One could deem the 'terminal decline' precisely that: A narrative to provide the impetus necessary to support a risky strategy to transfer a lot of their international ASK to JQ.
It is worth remembering that the QSA 1992, was the original reason that the fossil, Leigh Clifford said was the reason for the re-equipment delays. That the QSA 1992 prohibits facilities et al being 'outsourced' in aggregate greater than 50% is a limit that globalists detest. Stopping the wholesale sell off and outsourcing are special acts of parliament and indeed your work place laws. The Qantas International brand is still flying, albeit in a far reduced capacity, despite their effort.

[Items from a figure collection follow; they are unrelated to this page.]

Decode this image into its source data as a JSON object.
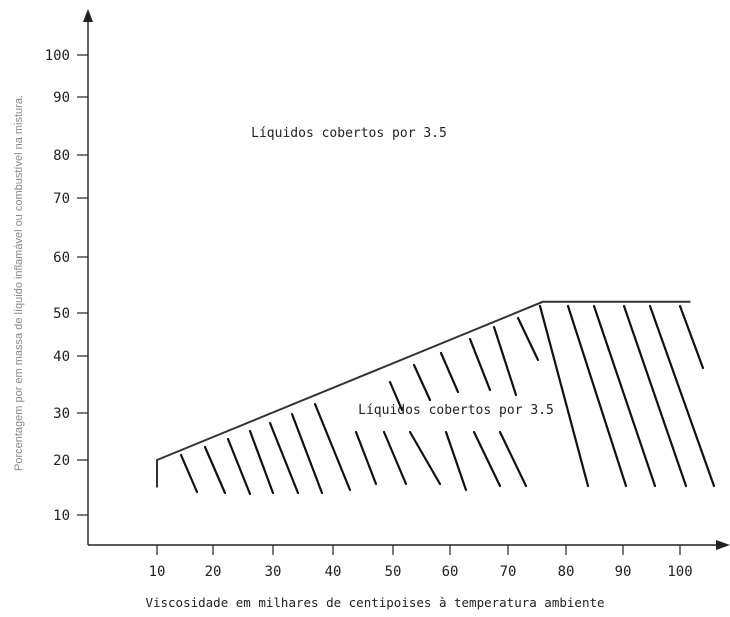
{
  "chart_data": {
    "type": "area",
    "xlabel": "Viscosidade em milhares de centipoises à temperatura ambiente",
    "ylabel": "Porcentagem por em massa de líquido inflamável ou combustível na mistura.",
    "x_ticks": [
      10,
      20,
      30,
      40,
      50,
      60,
      70,
      80,
      90,
      100
    ],
    "y_ticks": [
      10,
      20,
      30,
      40,
      50,
      60,
      70,
      80,
      90,
      100
    ],
    "boundary": {
      "x": [
        10,
        10,
        76,
        102
      ],
      "y": [
        15,
        20,
        52,
        52
      ]
    },
    "hatched_region": "below boundary",
    "annotations": [
      {
        "text": "Líquidos cobertos por 3.5",
        "x": 38,
        "y": 75
      },
      {
        "text": "Líquidos cobertos por 3.5",
        "x": 63,
        "y": 28
      }
    ],
    "grid": false,
    "legend": "none"
  }
}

The risk comes from the reality that cash flow is very fickle for an airline.
Cash flow shortages driven by non-compliant employees is a huge risk for it take little time for investors and other stakeholders to notice.
Diversions, fuel, medical and just not answering the phone, the list is endless and all have an operational cost.

Thus, a stalking horse that serves their agenda is a common as the sun rising in the east.

Qantas desperately need a new fleet. They need a new direction too, with airline specialist managers. Fort Fumble lacks these types of managers and should one appear they very quickly lose their heads.

Last edited by Rated De; 28th May 2019 at 07:22.